Давно ли кричали митинговые жидки:
Пронырливые, льстивые, угодливые, лицемерные, они покоряют нас без боя, нас — лениных, зевающих, податливых, простоватых, легковерных. Окольными путями, закоулками всякой неправды евреи пробираются к народным сокровищам и овладевают ими. А славянская стихия покорно отступает перед чарами сионского беса. О, эти “сионские” чары! Тут и подкуп, и разврат, и лесть, и порок, и ложь, и гордыня — всё, чем силён враг рода человеческого, чем покоряет он малодушных, безвольных, добрых, искренних. На сильного — раболепием, на слабого — нахальством, на малодушного — рублём, на мечтателя — посулом, на чувствительного — похотью, так шествует по Руси воинственный Израиль, так покоряет он “нечестивых гоев”.
И вот плоды жидовского “очарования”. Кредит, торговля, производства, ремёсла, науки, литература, искусства, всё народное хозяйство, весь духовный капитал — и тело и мысль народа — в кабале, в откупе, под заклятием евреев. В их руках биржа, банки, магазины, фабрики, заводы; в их руках газеты, театры, книгоиздательства; в их руках хлеб и деньги, правосудие и просвещение, всё к ним липнет, всё ими оскверняется!
Еврей, если он ростовщик, то развратитель или предатель, или подстрекатель, или кровопийца; его путь — обман, грабёж; его оружие — разврат и преступление. В торговле он — шантажист, на бирже — стервятник, в работе — надуватель, в политике — бунтовщик и предатель, на суде — лжесвидетель; в печати и в литературе — развратитель, отрицатель, человеконенавистник; в искусствах — опошлитель, осквернитель, низменник; в обиходе нахал, в сношениях — сводник; в обществе — фарисей с улыбкой на лице и камнем за пазухой. Будто собрал Господь всю грязь, все нечистоты, всю мерзость вселенной и из всего этого сотворил “возлюбленного” Израиля. И эта вселенская грязь растекается по лицу русской земли, пятнает и загаживает народную душу.

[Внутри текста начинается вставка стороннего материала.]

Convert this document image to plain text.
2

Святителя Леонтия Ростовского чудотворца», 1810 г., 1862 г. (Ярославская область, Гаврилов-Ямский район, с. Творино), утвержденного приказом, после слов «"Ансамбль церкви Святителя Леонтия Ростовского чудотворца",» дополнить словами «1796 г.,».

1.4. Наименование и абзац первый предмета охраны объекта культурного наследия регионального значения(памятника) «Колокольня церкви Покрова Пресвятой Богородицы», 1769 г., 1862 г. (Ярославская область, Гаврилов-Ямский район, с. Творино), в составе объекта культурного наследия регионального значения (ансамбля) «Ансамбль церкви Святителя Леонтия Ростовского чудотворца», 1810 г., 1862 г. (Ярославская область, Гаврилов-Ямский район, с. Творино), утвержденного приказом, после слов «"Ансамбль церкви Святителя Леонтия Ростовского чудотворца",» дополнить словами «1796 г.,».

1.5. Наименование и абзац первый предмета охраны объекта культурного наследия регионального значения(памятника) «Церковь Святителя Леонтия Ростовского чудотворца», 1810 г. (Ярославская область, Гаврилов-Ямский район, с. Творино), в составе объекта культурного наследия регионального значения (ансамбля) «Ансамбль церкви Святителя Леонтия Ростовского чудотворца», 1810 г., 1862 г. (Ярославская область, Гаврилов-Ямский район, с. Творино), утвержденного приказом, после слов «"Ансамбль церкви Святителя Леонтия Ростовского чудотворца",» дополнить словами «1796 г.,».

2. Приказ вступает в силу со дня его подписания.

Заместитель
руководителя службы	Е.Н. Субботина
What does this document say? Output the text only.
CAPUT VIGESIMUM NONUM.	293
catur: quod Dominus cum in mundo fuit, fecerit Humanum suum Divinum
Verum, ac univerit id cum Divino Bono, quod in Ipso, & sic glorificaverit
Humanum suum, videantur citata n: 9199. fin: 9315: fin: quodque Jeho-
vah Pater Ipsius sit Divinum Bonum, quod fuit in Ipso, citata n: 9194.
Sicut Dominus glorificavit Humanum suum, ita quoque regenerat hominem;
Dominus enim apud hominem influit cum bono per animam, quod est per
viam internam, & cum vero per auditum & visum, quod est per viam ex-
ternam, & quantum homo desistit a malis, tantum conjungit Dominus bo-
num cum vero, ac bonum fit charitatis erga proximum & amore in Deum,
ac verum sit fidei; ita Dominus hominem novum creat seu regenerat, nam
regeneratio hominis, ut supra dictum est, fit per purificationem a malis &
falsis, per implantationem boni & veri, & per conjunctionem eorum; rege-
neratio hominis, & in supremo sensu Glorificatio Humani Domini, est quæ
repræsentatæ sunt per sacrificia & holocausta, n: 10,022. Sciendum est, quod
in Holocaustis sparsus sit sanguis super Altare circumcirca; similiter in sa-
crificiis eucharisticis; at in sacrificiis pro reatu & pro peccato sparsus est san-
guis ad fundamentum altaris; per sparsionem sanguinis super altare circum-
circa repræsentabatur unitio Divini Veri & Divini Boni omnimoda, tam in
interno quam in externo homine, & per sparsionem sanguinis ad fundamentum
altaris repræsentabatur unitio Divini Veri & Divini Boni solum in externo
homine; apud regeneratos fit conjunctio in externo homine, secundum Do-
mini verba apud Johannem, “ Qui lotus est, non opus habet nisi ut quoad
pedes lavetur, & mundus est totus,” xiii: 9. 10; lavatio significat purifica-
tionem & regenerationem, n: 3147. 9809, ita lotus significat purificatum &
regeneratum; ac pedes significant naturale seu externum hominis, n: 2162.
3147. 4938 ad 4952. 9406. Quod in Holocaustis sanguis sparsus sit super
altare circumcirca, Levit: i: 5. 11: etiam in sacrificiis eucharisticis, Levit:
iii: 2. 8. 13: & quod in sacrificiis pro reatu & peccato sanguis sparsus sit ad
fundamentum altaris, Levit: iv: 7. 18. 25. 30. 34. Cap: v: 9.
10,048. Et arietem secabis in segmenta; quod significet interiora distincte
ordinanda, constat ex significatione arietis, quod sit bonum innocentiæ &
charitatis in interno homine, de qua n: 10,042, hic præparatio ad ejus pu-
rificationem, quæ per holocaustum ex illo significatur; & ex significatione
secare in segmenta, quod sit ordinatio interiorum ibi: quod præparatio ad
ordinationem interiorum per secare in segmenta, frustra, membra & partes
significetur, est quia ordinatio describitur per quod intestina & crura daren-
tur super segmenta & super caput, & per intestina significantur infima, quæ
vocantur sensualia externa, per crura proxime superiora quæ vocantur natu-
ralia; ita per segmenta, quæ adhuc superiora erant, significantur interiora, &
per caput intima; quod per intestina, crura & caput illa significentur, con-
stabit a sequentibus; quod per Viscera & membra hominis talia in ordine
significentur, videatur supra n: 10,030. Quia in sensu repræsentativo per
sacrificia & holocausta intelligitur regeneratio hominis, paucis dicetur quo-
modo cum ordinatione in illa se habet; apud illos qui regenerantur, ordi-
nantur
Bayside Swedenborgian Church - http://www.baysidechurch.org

Еврейство для России — как “дурная болезнь”, разрушающая кости и суставы, расслабляющая волю и движения, отравляющая мозг ядом тоски и безумия. И революция, и бытовой развал, и духовное опустошение — всё это иудейская работа, еврейское внушение.
Происходит великое “ритуальное” убиение русского народа, жестокое вытачивание его крови, его сил, его чувств, всемерное истощение народного организма. Вселенский паразит-кровосос глубоко внедрился в Россию. Он подтачивает наш государственный и общественный строй, он истощает нашу политическую и экономическую мощь, он высасывает наши духовные силы. Несчастный мальчик Ющинский — это символ всей России, это знамение её иудейского пленения, её хананейского удела.
Б. Мой предмет — вторжение евреев в русскую литературу, пленение иудеями русского слова, русской мысли.
Нашествие это началось в историческом смысле сравнительно недавно -со времени либеральных реформ Александра II. Евреи жадно присосались к этим реформам и вскоре наполнили университеты, газеты и журналы. Печать, бывшая до той поры преимущественно русской, стала быстро переходить в руки евреев— бердичевские выходцы, вооружившись дипломами, не замедлили выступить в качестве вождей и учителей образованного общества и сразу вывели его из туманов немецко-славянских отвлечений на путь воинственного либерализма и культуртрегерства. На смену дворянской чопорности и лояльности пришли: неугомонное будирование, нытьё, непременная оппозиция, дух недовольства и отрицания. Наиболее неустойчивые и увлекающиеся были уведены евреями еще дальше — в подполье, в террор, в потёмки революционных мечтаний.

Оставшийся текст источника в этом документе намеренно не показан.